Face masks to prevent transmission of respiratory diseases: Systematic review and meta-analysis of randomized controlled trials
1 tweet medRxiv epidemiology

Hanna M Ollila, Markku Partinen, Jukka T Koskela, Riikka Savolainen, Anna Rotkirch, Liisa T Laine

Objectives. To examine the effect of face mask intervention in respiratory infections across different exposure settings and age groups. Design. Systematic review and meta-analysis. Data sources. PubMed, Cochrane Central Register of Controlled Trials, and Web of Science were searched for randomized controlled trials investigating the effect of face masks on respiratory infections published by November 18th 2020. We followed PRISMA guidelines. Eligibility criteria for selecting studies. Randomized controlled trials investigating face masks in respiratory infections across different exposure settings. Two reviewers performed the search, extracted data, and assessed the risk of bias. Random effects meta-analysis with risk ratio, adjusted odds ratios, and number needed to treat were performed. Findings by source control or wearer protection, age groups, exposure settings, and role of non-compliance were evaluated. Results. Seventeen studies were included, (N=11,601 cases and N=10,286 controls, follow-up from 4 days to 19 months).
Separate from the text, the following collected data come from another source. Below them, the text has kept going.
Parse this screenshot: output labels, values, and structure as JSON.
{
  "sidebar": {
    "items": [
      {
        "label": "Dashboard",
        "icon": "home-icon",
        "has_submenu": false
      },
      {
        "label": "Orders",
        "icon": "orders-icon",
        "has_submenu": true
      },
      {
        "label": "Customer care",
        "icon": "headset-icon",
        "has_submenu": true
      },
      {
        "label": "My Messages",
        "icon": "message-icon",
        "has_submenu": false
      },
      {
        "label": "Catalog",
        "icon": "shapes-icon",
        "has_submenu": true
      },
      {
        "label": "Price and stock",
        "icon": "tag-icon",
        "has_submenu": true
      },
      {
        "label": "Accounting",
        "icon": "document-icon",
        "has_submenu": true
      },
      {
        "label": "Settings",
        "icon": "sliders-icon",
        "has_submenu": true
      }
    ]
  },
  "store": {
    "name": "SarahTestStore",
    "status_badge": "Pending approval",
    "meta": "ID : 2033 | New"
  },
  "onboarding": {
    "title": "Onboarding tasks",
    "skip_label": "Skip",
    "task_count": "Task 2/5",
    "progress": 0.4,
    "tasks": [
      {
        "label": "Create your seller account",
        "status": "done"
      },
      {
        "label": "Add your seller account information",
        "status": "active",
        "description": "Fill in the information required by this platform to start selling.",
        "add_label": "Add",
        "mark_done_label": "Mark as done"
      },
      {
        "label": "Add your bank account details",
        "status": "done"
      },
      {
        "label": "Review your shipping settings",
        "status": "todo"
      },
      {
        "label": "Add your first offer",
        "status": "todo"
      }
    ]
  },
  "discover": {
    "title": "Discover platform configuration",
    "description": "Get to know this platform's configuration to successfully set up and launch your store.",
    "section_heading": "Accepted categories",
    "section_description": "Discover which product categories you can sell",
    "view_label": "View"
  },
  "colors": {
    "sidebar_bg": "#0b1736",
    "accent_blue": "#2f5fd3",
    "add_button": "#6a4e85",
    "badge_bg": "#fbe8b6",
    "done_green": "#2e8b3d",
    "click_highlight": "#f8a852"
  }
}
Fourteen trials included adults and children and three trials included children only. Twelve studies showed non-compliance in treatment and eleven in control group. Four studies supported the use of face masks. Meta-analysis across all studies with risk ratios found no association with number of infections (RR=0.957 [0.810 - 1.131], p=0.608). Meta-analysis using odds ratios adjusted for age, sex, and vaccination (when available) showed protective effect of face masks (OR=0.850 [0.736 - 0.982], p=0.027). Subgroup meta-analysis with adjusted odds ratios found a decrease in respiratory infections among adults (14 studies, OR = 0.829 [0.709-0.969], p=0.019) in source control setting (OR = 0.845 [0.7375 - 0.969], p=0.0159) and when face masks were used together with hand hygiene OR = 0.690 [0.568 - 0.838], p=0.0002). Overall between-study heterogeneity was large also in the subgroup analyses. Conclusion. Despite the large between study heterogeneity, compliance bias and differences by environmental settings, the findings support the use of face masks to prevent respiratory infections. PROSPERO registration number CRD42020205523.